Loop parallelization (Term project) Part 3. Dependence analysis

Hope you are doing well in the first two parts of loop parallelization term project. In this assignment, you are going to do dependence analysis based on the previous implementation (if you failed to implement the previous two parts, please email me dchen39@cs.rochester.edu).

The deadline is 11:59pm Tuesday midnight, 11th April 2017.

Read Chapter 2 and 3 in Optimizing compilers for modern architectures.

To do:

1. List all references  (load/store) to the same array in the loop, assign a unique ID to each reference along with the type of operation that performed (load or store).

2. Pair all the references (load-load, load-store, store-load, store-store) to the same array in the loop.

3. Calculate distance vector and direction vector for each reference pair.

4. Output the classification, whether there is a dependence, whether the dependence is loop carried or loop independent, and whether the dependence is True, Anti, Ouput dependence.

5. Write README.txt file to briefly describe your code and list the testing result for the tests we provided in the course materials.

Example:

For (i …)

        a[i] = a[i] + a[i+1]

In LLVM IR form

forBody:

       load a[i]

       load a[i+1]

       store a[i]

Output:

=================================

An example loop with induction variable i:

References to a: a[i], a[i+1], a[i]; ID assigned & operation: <a0, load>, <a1, load>, <a2, store>;

Reference pairs in loop i: (a0, a1), (a0, a2), (a1, a0), (a1, a2), (a2, a0) , (a2, a1)

Distance and direction vector:

(a0, a1):  (1), (<)

(a0, a2): (0), (=)

…..

Dependence classification:

(a0, a1): No dependence

(a0, a2): Loop independent, True dependence

…..

=================================

Note that in this assignment you are only required to handle single loop with accesses to 1 dimensional array (no nested loops, no multi-dimensional array accesses).

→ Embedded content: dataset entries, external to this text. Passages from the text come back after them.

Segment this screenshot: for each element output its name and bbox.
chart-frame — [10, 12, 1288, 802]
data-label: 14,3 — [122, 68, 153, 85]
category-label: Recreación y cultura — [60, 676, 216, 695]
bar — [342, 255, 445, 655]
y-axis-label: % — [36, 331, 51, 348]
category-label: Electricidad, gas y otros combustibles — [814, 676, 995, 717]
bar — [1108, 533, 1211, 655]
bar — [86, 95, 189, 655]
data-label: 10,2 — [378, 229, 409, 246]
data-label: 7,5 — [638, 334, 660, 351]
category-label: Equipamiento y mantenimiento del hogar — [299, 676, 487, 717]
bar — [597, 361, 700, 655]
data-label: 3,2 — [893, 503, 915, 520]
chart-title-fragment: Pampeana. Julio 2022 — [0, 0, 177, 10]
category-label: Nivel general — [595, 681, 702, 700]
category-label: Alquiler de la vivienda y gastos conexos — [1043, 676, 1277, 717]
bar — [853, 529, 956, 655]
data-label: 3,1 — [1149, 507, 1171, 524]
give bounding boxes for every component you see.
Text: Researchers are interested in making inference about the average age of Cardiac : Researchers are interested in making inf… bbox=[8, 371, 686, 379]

Be sure to finish the basic requirement before you start to think about the extra part which handles nested loops. 

Extra part reminder: A compiler that supports and can parallelize nested loops (and multi-dimensional arrays) will receive up to 30% extra credit for the project.  The extra credit part is graded only at the last phase, after the compiler is completed and can generate parallelized code.

Loop parallelization (Term project) Part 2. Induction variable analysis and array index analysis

Hope you are doing well in the first part of the term project. In this assignment, you are asked to do induction variable analysis and array index analysis.

The deadline is 11:59pm Tuesday March 28th. 

Induction variable analysis:

Read chapter 11 in the SSA book. Read slides from Princeton, to find the algorithm to detect loop induction variables. You can also find other algorithms beyond the ones described in the SSA book and slides provided. But be sure to describe the algorithms you use in README file (Do not just directly call built-in llvm pass to output induction variable). 

You are required to find both basic and derived induction variables. The definitions are described as follows, the example can be found in the slides above.

basic induction variables – variables (i) whose only definitions within the loop are of the form i = i + c or i = i – c, c is loop invariant.

derived induction variables – variables (j) defined only once within the loop, whose value is linear function of some basic induction variable .

Array index analysis:

Array accesses in C code will be compiled to getelementptr statement in LLVM IR. The index expression can be extracted by checking the operands of getelementptr instruction and follow the definition-use chain to find out the full expression.

For example:

a[i-1] in C code will be compiled to LLVM IR form as follows:

%13 = load i32* %i, align 4

%14 = sub nsw i32 %13, 1

%15 = sext i32 %14 to i64

%16 = load i32** %a, align 8

%17 = getelementptr inbounds i32* %16, i64 %15

There are two operands in getelementptr statement, one is %16 which indicates the array pointer. The other is %15 which indicates the array index expression. So your work is to construct the full expression of %15 which contains only constants, loop induction variables, global variables and parameters. Using isa<> and dyn_cast<> to check constants, arguments, global variable. The isa<>, cast<> and dyn_cast<> templates.

The approach is to follow the def-use chains to put together all the expressions. Iterating over def-use & use-def chains.

%15 = sext %14 = sext (%13 – 1) = sext (%i – 1), as sext is typecasting instruction, so we can ignore that and get the final expression: %i – 1.

Output:

Output the induction variable (basic and derived separately) you find and output the array name along with array index for each array access in the test program.

For example:

Loop induction variable (basic): i

Loop induction variable (derived): None

        Array access to a with index i – 1

        Array access to b with index i

Tests:

You are encouraged to implement your own tests and we released a number of tests cases which you can find in the course materials on blackboard.

Readme:

Write down the algorithm skeleton for your implementations and present the testing results(both success and fail).

Notice: Analysis for nested loops is not required for this and later phases of the program parallelization project.  However, a compiler that supports and can parallelize nested loops will receive up to 30% extra credit for the remaining phases of the project.  The extra credit part is graded only at the last phase, after the compiler is completed and can generate parallelized code.